Singer Jerry Vale was born Genaro Louis Vitaliano in the Bronx on July 8, 1930. He began his singing career as a shoeshine boy in a barbershop, singing while he shined shoes. His boss liked his voice so much that he paid for music lessons, and Vitaliano started singing in nightclubs. A three-year engagement at the Enchanted Room in Yonkers, NY, led to a long-term management contract. His new manager changed his name, and the newly renamed Jerry Vale soon signed a recording contract with Columbia Records.

Vale appeared on the charts for the first time in 1953 with "You Can Never Give Me Back My Heart" and had his greatest chart success with "You Don't Know Me," which peaked at #14 on Billboard's Hot 100 in 1956. Among his other hits, across more than 50 albums, were "Two Purple Shadows" and "Al Di La." His recording of "The Star-Spangled Banner," featuring a 40-piece band and eight background singers, was featured at sporting events for years, and he frequently appeared at Yankees games to sing it live; the gold record he earned for it is on display at the Baseball Hall of Fame. A longtime baseball fan, he owned the Daytona Beach Admirals minor league team.
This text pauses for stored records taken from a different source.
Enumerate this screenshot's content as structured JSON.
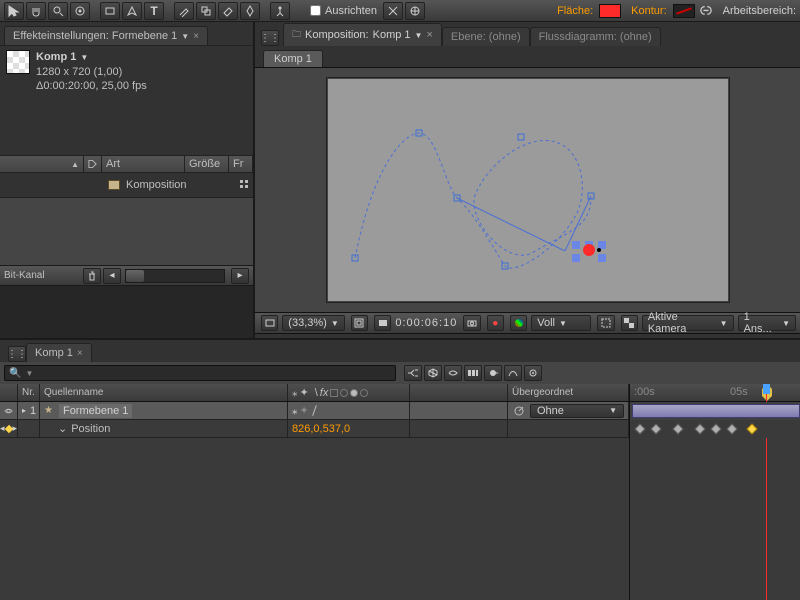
{
  "header": {
    "align_label": "Ausrichten",
    "fill_label": "Fläche:",
    "stroke_label": "Kontur:",
    "workspace_label": "Arbeitsbereich:"
  },
  "effects_panel": {
    "tab_title": "Effekteinstellungen: Formebene 1"
  },
  "project_panel": {
    "item_name": "Komp 1",
    "dimensions": "1280 x 720 (1,00)",
    "duration_fps": "Δ0:00:20:00, 25,00 fps",
    "cols": {
      "type": "Art",
      "size": "Größe",
      "fr": "Fr"
    },
    "row_name": "Komposition",
    "footer_label": "Bit-Kanal"
  },
  "comp_panel": {
    "tab_prefix": "Komposition:",
    "tab_name": "Komp 1",
    "tab_layer": "Ebene: (ohne)",
    "tab_flow": "Flussdiagramm: (ohne)",
    "subtab": "Komp 1",
    "footer": {
      "zoom": "(33,3%)",
      "timecode": "0:00:06:10",
      "res": "Voll",
      "camera": "Aktive Kamera",
      "views": "1 Ans..."
    }
  },
  "timeline": {
    "tab": "Komp 1",
    "search_placeholder": "",
    "ruler": {
      "t0": ":00s",
      "t5": "05s"
    },
    "cols": {
      "nr": "Nr.",
      "src": "Quellenname",
      "parent": "Übergeordnet"
    },
    "layer": {
      "index": "1",
      "name": "Formebene 1",
      "parent_value": "Ohne"
    },
    "prop": {
      "name": "Position",
      "value": "826,0,537,0"
    }
  }
}
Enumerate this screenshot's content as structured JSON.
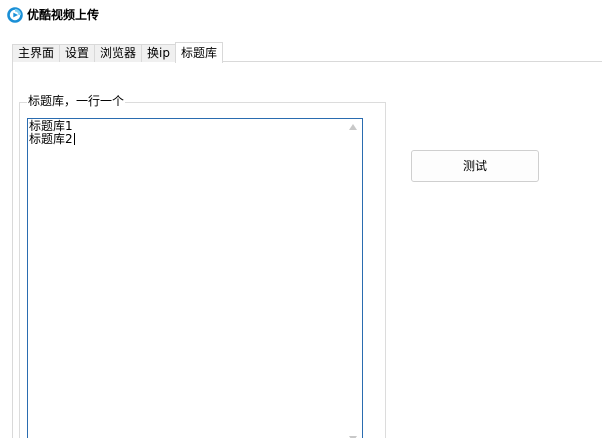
{
  "window": {
    "title": "优酷视频上传",
    "icon": "app-logo-icon",
    "accent_color": "#1a8fd6"
  },
  "tabs": [
    {
      "label": "主界面",
      "active": false
    },
    {
      "label": "设置",
      "active": false
    },
    {
      "label": "浏览器",
      "active": false
    },
    {
      "label": "换ip",
      "active": false
    },
    {
      "label": "标题库",
      "active": true
    }
  ],
  "title_library": {
    "group_label": "标题库，一行一个",
    "lines": [
      "标题库1",
      "标题库2"
    ],
    "test_button_label": "测试"
  }
}
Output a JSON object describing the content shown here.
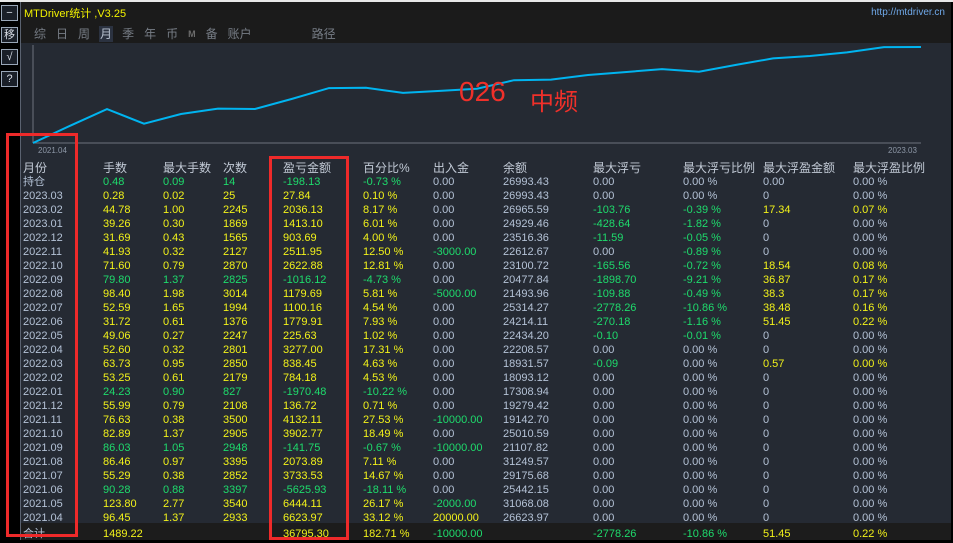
{
  "app": {
    "title": "MTDriver统计 ,V3.25",
    "url": "http://mtdriver.cn"
  },
  "left_buttons": [
    {
      "label": "−",
      "icon": "minimize-icon"
    },
    {
      "label": "移",
      "icon": "move-icon"
    },
    {
      "label": "√",
      "icon": "check-icon"
    },
    {
      "label": "?",
      "icon": "help-icon"
    }
  ],
  "tabs": [
    {
      "label": "综"
    },
    {
      "label": "日"
    },
    {
      "label": "周"
    },
    {
      "label": "月",
      "active": true
    },
    {
      "label": "季"
    },
    {
      "label": "年"
    },
    {
      "label": "币"
    },
    {
      "label": "M"
    },
    {
      "label": "备"
    },
    {
      "label": "账户"
    },
    {
      "label": "路径"
    }
  ],
  "chart_data": {
    "type": "line",
    "x_start_label": "2021.04",
    "x_end_label": "2023.03",
    "series_color": "#00b4f0",
    "source": "cumulative 盈亏金额 by month"
  },
  "annotation": {
    "code": "026",
    "label": "中频",
    "color": "#ee2a2a"
  },
  "colors": {
    "profit": "#f2f21a",
    "loss": "#1edb6c",
    "neutral": "#b4c2d6"
  },
  "table": {
    "headers": [
      "月份",
      "手数",
      "最大手数",
      "次数",
      "盈亏金额",
      "百分比%",
      "出入金",
      "余额",
      "最大浮亏",
      "最大浮亏比例",
      "最大浮盈金额",
      "最大浮盈比例"
    ],
    "rows": [
      [
        "持仓",
        "0.48",
        "0.09",
        "14",
        "-198.13",
        "-0.73 %",
        "0.00",
        "26993.43",
        "0.00",
        "0.00 %",
        "0.00",
        "0.00 %"
      ],
      [
        "2023.03",
        "0.28",
        "0.02",
        "25",
        "27.84",
        "0.10 %",
        "0.00",
        "26993.43",
        "0.00",
        "0.00 %",
        "0",
        "0.00 %"
      ],
      [
        "2023.02",
        "44.78",
        "1.00",
        "2245",
        "2036.13",
        "8.17 %",
        "0.00",
        "26965.59",
        "-103.76",
        "-0.39 %",
        "17.34",
        "0.07 %"
      ],
      [
        "2023.01",
        "39.26",
        "0.30",
        "1869",
        "1413.10",
        "6.01 %",
        "0.00",
        "24929.46",
        "-428.64",
        "-1.82 %",
        "0",
        "0.00 %"
      ],
      [
        "2022.12",
        "31.69",
        "0.43",
        "1565",
        "903.69",
        "4.00 %",
        "0.00",
        "23516.36",
        "-11.59",
        "-0.05 %",
        "0",
        "0.00 %"
      ],
      [
        "2022.11",
        "41.93",
        "0.32",
        "2127",
        "2511.95",
        "12.50 %",
        "-3000.00",
        "22612.67",
        "0.00",
        "-0.89 %",
        "0",
        "0.00 %"
      ],
      [
        "2022.10",
        "71.60",
        "0.79",
        "2870",
        "2622.88",
        "12.81 %",
        "0.00",
        "23100.72",
        "-165.56",
        "-0.72 %",
        "18.54",
        "0.08 %"
      ],
      [
        "2022.09",
        "79.80",
        "1.37",
        "2825",
        "-1016.12",
        "-4.73 %",
        "0.00",
        "20477.84",
        "-1898.70",
        "-9.21 %",
        "36.87",
        "0.17 %"
      ],
      [
        "2022.08",
        "98.40",
        "1.98",
        "3014",
        "1179.69",
        "5.81 %",
        "-5000.00",
        "21493.96",
        "-109.88",
        "-0.49 %",
        "38.3",
        "0.17 %"
      ],
      [
        "2022.07",
        "52.59",
        "1.65",
        "1994",
        "1100.16",
        "4.54 %",
        "0.00",
        "25314.27",
        "-2778.26",
        "-10.86 %",
        "38.48",
        "0.16 %"
      ],
      [
        "2022.06",
        "31.72",
        "0.61",
        "1376",
        "1779.91",
        "7.93 %",
        "0.00",
        "24214.11",
        "-270.18",
        "-1.16 %",
        "51.45",
        "0.22 %"
      ],
      [
        "2022.05",
        "49.06",
        "0.27",
        "2247",
        "225.63",
        "1.02 %",
        "0.00",
        "22434.20",
        "-0.10",
        "-0.01 %",
        "0",
        "0.00 %"
      ],
      [
        "2022.04",
        "52.60",
        "0.32",
        "2801",
        "3277.00",
        "17.31 %",
        "0.00",
        "22208.57",
        "0.00",
        "0.00 %",
        "0",
        "0.00 %"
      ],
      [
        "2022.03",
        "63.73",
        "0.95",
        "2850",
        "838.45",
        "4.63 %",
        "0.00",
        "18931.57",
        "-0.09",
        "0.00 %",
        "0.57",
        "0.00 %"
      ],
      [
        "2022.02",
        "53.25",
        "0.61",
        "2179",
        "784.18",
        "4.53 %",
        "0.00",
        "18093.12",
        "0.00",
        "0.00 %",
        "0",
        "0.00 %"
      ],
      [
        "2022.01",
        "24.23",
        "0.90",
        "827",
        "-1970.48",
        "-10.22 %",
        "0.00",
        "17308.94",
        "0.00",
        "0.00 %",
        "0",
        "0.00 %"
      ],
      [
        "2021.12",
        "55.99",
        "0.79",
        "2108",
        "136.72",
        "0.71 %",
        "0.00",
        "19279.42",
        "0.00",
        "0.00 %",
        "0",
        "0.00 %"
      ],
      [
        "2021.11",
        "76.63",
        "0.38",
        "3500",
        "4132.11",
        "27.53 %",
        "-10000.00",
        "19142.70",
        "0.00",
        "0.00 %",
        "0",
        "0.00 %"
      ],
      [
        "2021.10",
        "82.89",
        "1.37",
        "2905",
        "3902.77",
        "18.49 %",
        "0.00",
        "25010.59",
        "0.00",
        "0.00 %",
        "0",
        "0.00 %"
      ],
      [
        "2021.09",
        "86.03",
        "1.05",
        "2948",
        "-141.75",
        "-0.67 %",
        "-10000.00",
        "21107.82",
        "0.00",
        "0.00 %",
        "0",
        "0.00 %"
      ],
      [
        "2021.08",
        "86.46",
        "0.97",
        "3395",
        "2073.89",
        "7.11 %",
        "0.00",
        "31249.57",
        "0.00",
        "0.00 %",
        "0",
        "0.00 %"
      ],
      [
        "2021.07",
        "55.29",
        "0.38",
        "2852",
        "3733.53",
        "14.67 %",
        "0.00",
        "29175.68",
        "0.00",
        "0.00 %",
        "0",
        "0.00 %"
      ],
      [
        "2021.06",
        "90.28",
        "0.88",
        "3397",
        "-5625.93",
        "-18.11 %",
        "0.00",
        "25442.15",
        "0.00",
        "0.00 %",
        "0",
        "0.00 %"
      ],
      [
        "2021.05",
        "123.80",
        "2.77",
        "3540",
        "6444.11",
        "26.17 %",
        "-2000.00",
        "31068.08",
        "0.00",
        "0.00 %",
        "0",
        "0.00 %"
      ],
      [
        "2021.04",
        "96.45",
        "1.37",
        "2933",
        "6623.97",
        "33.12 %",
        "20000.00",
        "26623.97",
        "0.00",
        "0.00 %",
        "0",
        "0.00 %"
      ]
    ],
    "total": [
      "合计",
      "1489.22",
      "",
      "",
      "36795.30",
      "182.71 %",
      "-10000.00",
      "",
      "-2778.26",
      "-10.86 %",
      "51.45",
      "0.22 %"
    ]
  }
}
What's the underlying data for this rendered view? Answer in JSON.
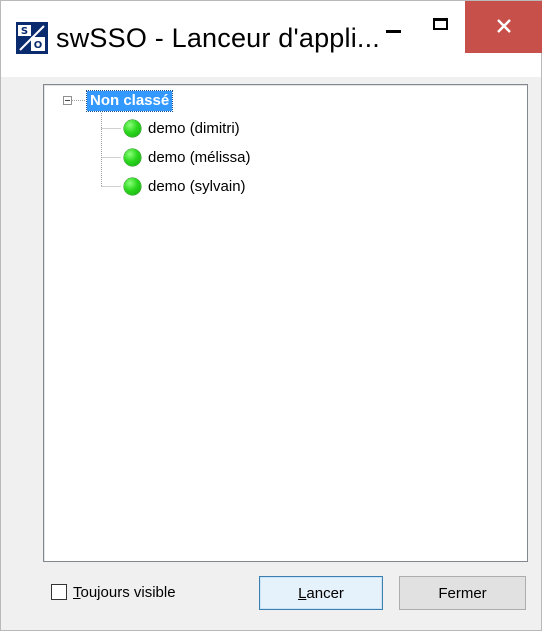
{
  "window": {
    "title": "swSSO - Lanceur d'appli...",
    "close_color": "#c7504a"
  },
  "titlebar_buttons": {
    "minimize_icon": "minimize-icon",
    "maximize_icon": "maximize-icon",
    "close_icon": "close-icon"
  },
  "tree": {
    "root": {
      "label": "Non classé",
      "expanded": true,
      "selected": true
    },
    "children": [
      {
        "label": "demo (dimitri)",
        "icon": "green-circle-icon",
        "status_color": "#2bd81e"
      },
      {
        "label": "demo (mélissa)",
        "icon": "green-circle-icon",
        "status_color": "#2bd81e"
      },
      {
        "label": "demo (sylvain)",
        "icon": "green-circle-icon",
        "status_color": "#2bd81e"
      }
    ]
  },
  "footer": {
    "always_visible": {
      "mnemonic": "T",
      "rest": "oujours visible",
      "checked": false
    },
    "launch_button": {
      "mnemonic": "L",
      "rest": "ancer"
    },
    "close_button": {
      "label": "Fermer"
    }
  },
  "colors": {
    "selection": "#3399ff",
    "launch_button_border": "#3c7fb1"
  }
}
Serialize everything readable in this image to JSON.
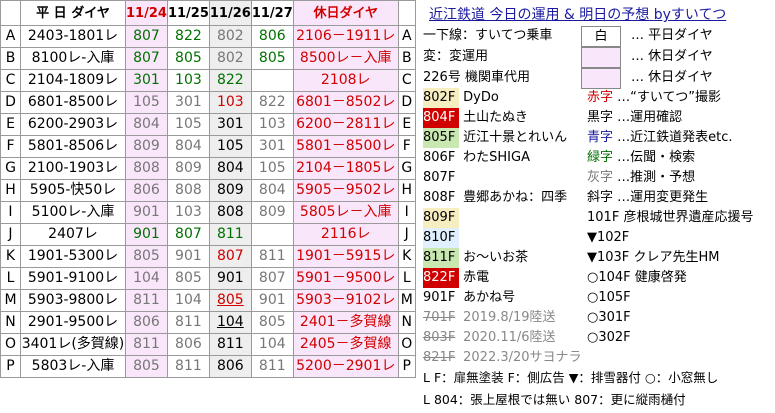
{
  "header": {
    "weekday_label": "平 日 ダイヤ",
    "dates": [
      "11/24",
      "11/25",
      "11/26",
      "11/27"
    ],
    "holiday_label": "休日ダイヤ"
  },
  "rows": [
    {
      "letter": "A",
      "weekday": "2403-1801レ",
      "d1": "807",
      "d2": "822",
      "d3": "802",
      "d4": "806",
      "holiday": "2106－1911レ"
    },
    {
      "letter": "B",
      "weekday": "8100レ-入庫",
      "d1": "807",
      "d2": "805",
      "d3": "802",
      "d4": "805",
      "holiday": "8500レ－入庫"
    },
    {
      "letter": "C",
      "weekday": "2104-1809レ",
      "d1": "301",
      "d2": "103",
      "d3": "822",
      "d4": "",
      "holiday": "2108レ"
    },
    {
      "letter": "D",
      "weekday": "6801-8500レ",
      "d1": "105",
      "d2": "301",
      "d3": "103",
      "d4": "822",
      "holiday": "6801－8502レ"
    },
    {
      "letter": "E",
      "weekday": "6200-2903レ",
      "d1": "804",
      "d2": "105",
      "d3": "301",
      "d4": "103",
      "holiday": "6200－2811レ"
    },
    {
      "letter": "F",
      "weekday": "5801-8506レ",
      "d1": "809",
      "d2": "804",
      "d3": "105",
      "d4": "301",
      "holiday": "5801－8500レ"
    },
    {
      "letter": "G",
      "weekday": "2100-1903レ",
      "d1": "808",
      "d2": "809",
      "d3": "804",
      "d4": "105",
      "holiday": "2104－1805レ"
    },
    {
      "letter": "H",
      "weekday": "5905-快50レ",
      "d1": "806",
      "d2": "808",
      "d3": "809",
      "d4": "804",
      "holiday": "5905－9502レ"
    },
    {
      "letter": "I",
      "weekday": "5100レ-入庫",
      "d1": "901",
      "d2": "103",
      "d3": "808",
      "d4": "809",
      "holiday": "5805レ－入庫"
    },
    {
      "letter": "J",
      "weekday": "2407レ",
      "d1": "901",
      "d2": "807",
      "d3": "811",
      "d4": "",
      "holiday": "2116レ"
    },
    {
      "letter": "K",
      "weekday": "1901-5300レ",
      "d1": "805",
      "d2": "901",
      "d3": "807",
      "d4": "811",
      "holiday": "1901－5915レ"
    },
    {
      "letter": "L",
      "weekday": "5901-9100レ",
      "d1": "104",
      "d2": "805",
      "d3": "901",
      "d4": "807",
      "holiday": "5901－9500レ"
    },
    {
      "letter": "M",
      "weekday": "5903-9800レ",
      "d1": "811",
      "d2": "104",
      "d3": "805",
      "d4": "901",
      "holiday": "5903－9102レ"
    },
    {
      "letter": "N",
      "weekday": "2901-9500レ",
      "d1": "806",
      "d2": "811",
      "d3": "104",
      "d4": "805",
      "holiday": "2401－多賀線"
    },
    {
      "letter": "O",
      "weekday": "3401レ(多賀線)",
      "d1": "811",
      "d2": "806",
      "d3": "811",
      "d4": "104",
      "holiday": "2405－多賀線"
    },
    {
      "letter": "P",
      "weekday": "5803レ-入庫",
      "d1": "805",
      "d2": "811",
      "d3": "806",
      "d4": "811",
      "holiday": "5200－2901レ"
    }
  ],
  "legend": {
    "title": "近江鉄道 今日の運用 & 明日の予想",
    "author": "byすいてつ",
    "items": [
      {
        "left": "一下線：すいてつ乗車",
        "box": "白",
        "right": "… 平日ダイヤ"
      },
      {
        "left": "変：変運用",
        "box": "",
        "right": "… 休日ダイヤ"
      },
      {
        "left": "226号 機関車代用",
        "box": "",
        "right": "… 休日ダイヤ"
      }
    ],
    "cars": [
      {
        "num": "802F",
        "name": "DyDo",
        "tag": "赤字",
        "desc": "…“すいてつ”撮影"
      },
      {
        "num": "804F",
        "name": "土山たぬき",
        "tag": "黒字",
        "desc": "…運用確認"
      },
      {
        "num": "805F",
        "name": "近江十景とれいん",
        "tag": "青字",
        "desc": "…近江鉄道発表etc."
      },
      {
        "num": "806F",
        "name": "わたSHIGA",
        "tag": "緑字",
        "desc": "…伝聞・検索"
      },
      {
        "num": "807F",
        "name": "",
        "tag": "灰字",
        "desc": "…推測・予想"
      },
      {
        "num": "808F",
        "name": "豊郷あかね：四季",
        "tag": "斜字",
        "desc": "…運用変更発生"
      },
      {
        "num": "809F",
        "name": "",
        "tag": "101F",
        "desc": "彦根城世界遺産応援号"
      },
      {
        "num": "810F",
        "name": "",
        "tag": "▼102F",
        "desc": ""
      },
      {
        "num": "811F",
        "name": "お〜いお茶",
        "tag": "▼103F",
        "desc": "クレア先生HM"
      },
      {
        "num": "822F",
        "name": "赤電",
        "tag": "○104F",
        "desc": "健康啓発"
      },
      {
        "num": "901F",
        "name": "あかね号",
        "tag": "○105F",
        "desc": ""
      },
      {
        "num": "701F",
        "name": "2019.8/19陸送",
        "tag": "○301F",
        "desc": ""
      },
      {
        "num": "803F",
        "name": "2020.11/6陸送",
        "tag": "○302F",
        "desc": ""
      },
      {
        "num": "821F",
        "name": "2022.3/20サヨナラ",
        "tag": "",
        "desc": ""
      }
    ],
    "notes": [
      "L F：扉無塗装 F：側広告 ▼：排雪器付 ○：小窓無し",
      "L 804：張上屋根では無い 807：更に縦雨樋付"
    ]
  },
  "colors": {
    "pink": "#fae6fa",
    "red": "#d00000",
    "green": "#007000",
    "gray": "#777777",
    "blue": "#1a1aa0"
  }
}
Vale sang the Late Night with David Letterman anthem "It's a Late Night World" on the program's eighth anniversary special in 1990, and appeared as himself in the Martin Scorsese movies Goodfellas and Casino, as well as on The Sopranos. His biography, Jerry Vale: A Singer's Life, was published in 2000. He and his wife Rita were married for more than 54 years, many of them spent in Palm Desert, California, where he died in his sleep of natural causes on May 18, 2014. He was 83 years old. He is interred at Forest Lawn Memorial Park in Cathedral City, right across the street from his old friend and idol Frank Sinatra, who is buried at Desert Memorial Park.